Updated

Gunmen burst into a bar called "Desesperados" in the Mexican border city of Ciudad Juarez and opened fire on Sunday, killing five people and wounding nine others, authorities said.

Assailants also killed the state's prisons director and his son in a second attack in the area, which has turned into a deadly battleground for warring drug cartels.

Gunmen opened fire on the vehicle carrying Chihuahua prison director Gerardo Ortiz and his son in Chihuahua city, the state capital, located south of Ciudad Juarez. The state's prisons used to be the site of frequent battles between gangs, but deaths in such disputes had appeared to decline over the last year.

Authorities offered no motive for the attack in the "Desesperados" — or "The Desperate Ones" — bar early Sunday. The nine wounded were listed in serious condition at hospitals in Chihuahua state, were Ciudad Juarez is located, according to state prosecutors' spokesman Fidel Banuelos.

More than 4,000 people have been killed in Ciudad Juarez in drug-related violence in the last two years, giving the city one of the highest murder rates in the world.

Also Sunday, police in the Pacific coast resort of Acapulco found the bound, bullet-ridden bodies of five men on the outskirts of the city, according to police in Guerrero state, where Acapulco is located.

Also in Guerrero state, detectives reported they had found the bodies of two more men buried in a clandestine gave in a coconut grove where 18 bodies had been unearthed last week.

The 18 were among 20 men from the western state of Michoacan who were kidnapped Sept. 30 while visiting Acapulco.
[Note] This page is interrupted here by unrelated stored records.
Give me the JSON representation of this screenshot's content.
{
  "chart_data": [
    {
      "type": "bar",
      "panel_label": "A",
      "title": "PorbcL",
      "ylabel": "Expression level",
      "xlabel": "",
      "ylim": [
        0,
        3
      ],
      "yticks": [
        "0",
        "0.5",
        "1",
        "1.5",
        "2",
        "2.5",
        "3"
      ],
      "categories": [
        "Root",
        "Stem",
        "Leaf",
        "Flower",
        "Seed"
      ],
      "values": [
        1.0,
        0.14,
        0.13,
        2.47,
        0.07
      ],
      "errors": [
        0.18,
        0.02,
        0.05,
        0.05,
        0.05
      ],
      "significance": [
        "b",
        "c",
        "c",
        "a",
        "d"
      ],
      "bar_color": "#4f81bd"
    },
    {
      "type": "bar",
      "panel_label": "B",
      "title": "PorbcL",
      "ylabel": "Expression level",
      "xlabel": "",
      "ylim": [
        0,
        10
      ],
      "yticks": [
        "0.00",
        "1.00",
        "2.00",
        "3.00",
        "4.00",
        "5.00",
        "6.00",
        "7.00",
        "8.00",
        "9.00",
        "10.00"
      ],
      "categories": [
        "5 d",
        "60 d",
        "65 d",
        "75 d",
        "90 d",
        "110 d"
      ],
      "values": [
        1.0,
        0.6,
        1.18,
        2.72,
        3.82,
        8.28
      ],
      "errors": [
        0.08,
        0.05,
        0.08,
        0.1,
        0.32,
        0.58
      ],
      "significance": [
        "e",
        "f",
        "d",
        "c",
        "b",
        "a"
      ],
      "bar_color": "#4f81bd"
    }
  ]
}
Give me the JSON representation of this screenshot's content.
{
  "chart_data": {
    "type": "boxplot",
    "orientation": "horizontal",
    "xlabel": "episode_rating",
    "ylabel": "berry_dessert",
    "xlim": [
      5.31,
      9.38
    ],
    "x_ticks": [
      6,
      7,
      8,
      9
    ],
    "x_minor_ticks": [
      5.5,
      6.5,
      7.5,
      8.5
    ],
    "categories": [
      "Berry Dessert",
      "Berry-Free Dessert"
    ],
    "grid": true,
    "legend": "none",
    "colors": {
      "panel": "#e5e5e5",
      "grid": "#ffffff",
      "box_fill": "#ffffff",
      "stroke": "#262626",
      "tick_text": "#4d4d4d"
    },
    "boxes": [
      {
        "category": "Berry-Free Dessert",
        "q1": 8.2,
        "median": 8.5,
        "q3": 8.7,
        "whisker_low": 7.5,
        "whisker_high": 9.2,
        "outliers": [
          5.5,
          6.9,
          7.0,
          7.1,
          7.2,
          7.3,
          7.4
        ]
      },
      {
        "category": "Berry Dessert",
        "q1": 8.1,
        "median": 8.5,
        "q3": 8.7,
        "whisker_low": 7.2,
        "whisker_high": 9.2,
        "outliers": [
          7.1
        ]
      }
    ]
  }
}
Two men remained to be found.

The two badly decomposed bodies had been buried for about five weeks at a site near the first grave, characteristics that would suggest they are the missing Michoacan men.

Fernando Monreal Leyva, the director of the state detective agency, said experts will have to wait until the bodies are identified by relatives, possessions or DNA tests before they can confirm their identities.

Police began digging at the site after a video appeared on Youtube in which two men — their hands apparently tied behind their backs and answering questions from an unseen interrogator — say they killed "the Michoacanos" and buried them in the area.

Two bodies wearing the same clothes as the pair seen in the video were later found on top of the first grave, along with a sign reading: "The people they killed are buried here."

In the video, the two men say they killed the "Michoacanos" in an act of revenge against La Familia, a drug cartel based in Michoacan.

The families of the 20 missing men say they were mechanics in the state capital of Morelia who saved up money to take a vacation together.

It was unclear whether the men were mistaken for cartel members, or were killed simply because they were from the cartel's home state.